Our research aims to address fundamental problems in both biomedical research and computer science by developing new tools tailored to rapidly emerging high-throughput sequencing technologies. Broadly, we seek to understand what genes define the complement of cell types and cell states within healthy tissue, how cells differentiate to their final fates, and how dysregulation of genes within specific cell types contributes to human disease. As computational method developers, we seek to both employ and advance the methods of machine learning, particularly for unsupervised analysis of high-dimensional data.
Most recently, we have focused on developing open-source software for the processing, analysis, and modeling of single-cell sequencing data. Key contributions in this area include LIGER, a general approach for integrating single-cell transcriptomic, epigenomic and spatial transcriptomic data; online iNMF, a scalable and iterative algorithm for single-cell data integration; and MultiVelo, a tool for modeling cell fate transitions from single-cell multi-omic data.

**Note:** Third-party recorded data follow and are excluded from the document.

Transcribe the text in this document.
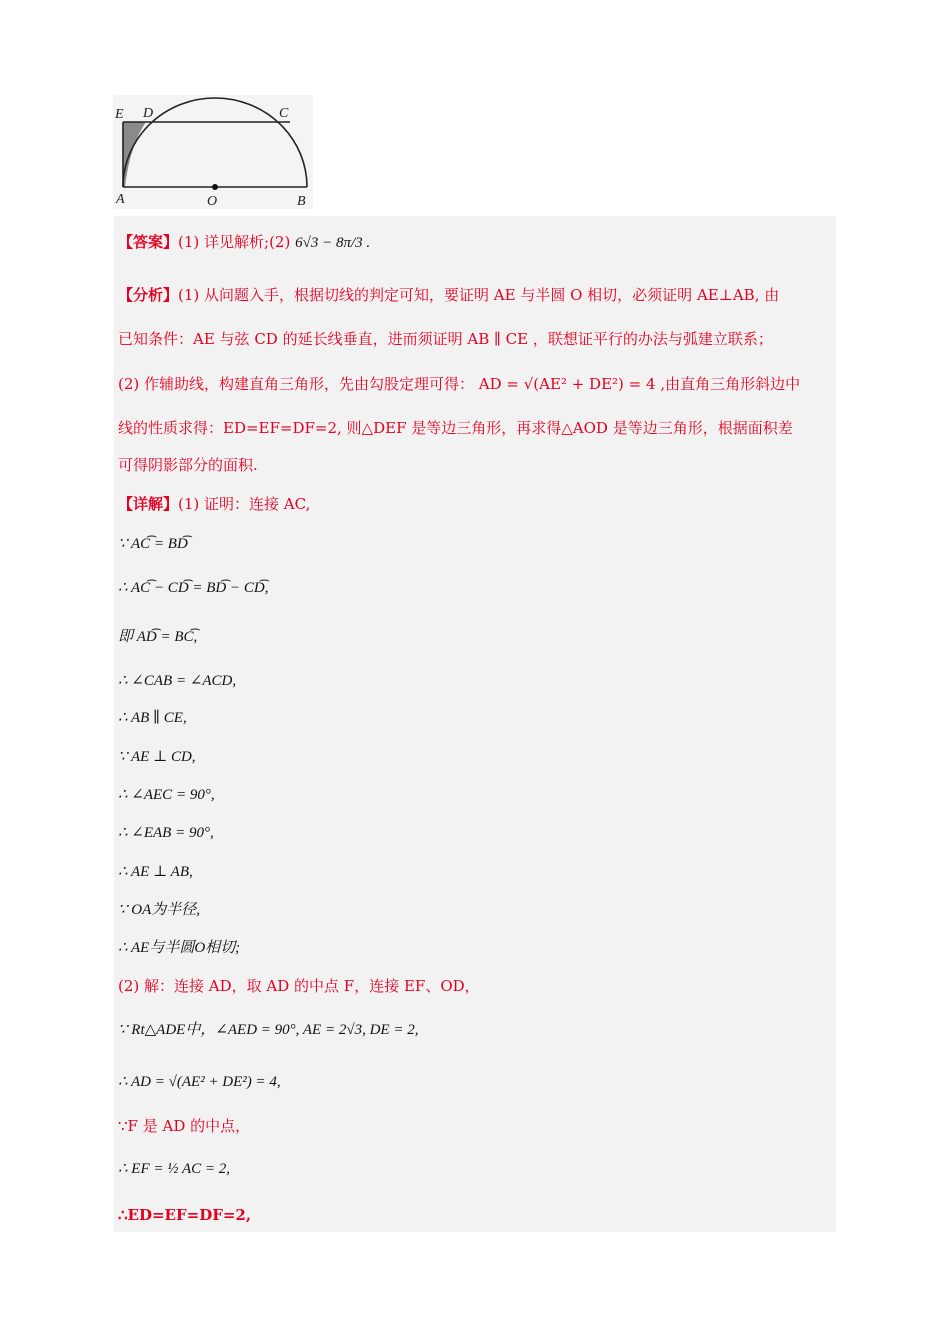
E D	C
A	O	B
【答案】(1) 详见解析;(2) 6√3 − 8π/3 .
【分析】(1) 从问题入手，根据切线的判定可知，要证明 AE 与半圆 O 相切，必须证明 AE⊥AB, 由
已知条件：AE 与弦 CD 的延长线垂直，进而须证明 AB ∥ CE ，联想证平行的办法与弧建立联系；
(2) 作辅助线，构建直角三角形，先由勾股定理可得： AD = √(AE² + DE²) = 4 ,由直角三角形斜边中
线的性质求得：ED=EF=DF=2, 则△DEF 是等边三角形，再求得△AOD 是等边三角形，根据面积差
可得阴影部分的面积.
【详解】(1) 证明：连接 AC,
∵ AC͡ = BD͡
∴ AC͡ − CD͡ = BD͡ − CD͡,
即 AD͡ = BC͡,
∴ ∠CAB = ∠ACD,
∴ AB ∥ CE,
∵ AE ⊥ CD,
∴ ∠AEC = 90°,
∴ ∠EAB = 90°,
∴ AE ⊥ AB,
∵ OA为半径,
∴ AE与半圆O相切;
(2) 解：连接 AD，取 AD 的中点 F，连接 EF、OD，
∵ Rt△ADE中，∠AED = 90°, AE = 2√3, DE = 2,
∴ AD = √(AE² + DE²) = 4,
∵F 是 AD 的中点，
∴ EF = ½ AC = 2,
∴ED=EF=DF=2,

We have applied these methods in collaboration with biological scientists to study stem cell differentiation, somatic cell reprogramming, and the mammalian brain.
In recent papers published in Cell and Nature Biotechnology, we developed LIGER and online iNMF. These approaches allow integration of single-cell transcriptomic, epigenomic and spatial transcriptomic datasets from different single cells.
We developed MultiVelo and VeloVAE, approaches for modeling sequential transcriptomic and epigenomic changes in differentiating cells using differential equations.
As part of the BRAIN Initiative Cell Atlas Network, we are integrating single-cell transcriptomic, epigenomic, and spatial datasets to characterize the cell types in the mammalian brain.
Using the algorithms we have developed, we are investigating stem cell differentiation in mouse bone and human blood cells. We are also interested in cell reprogramming.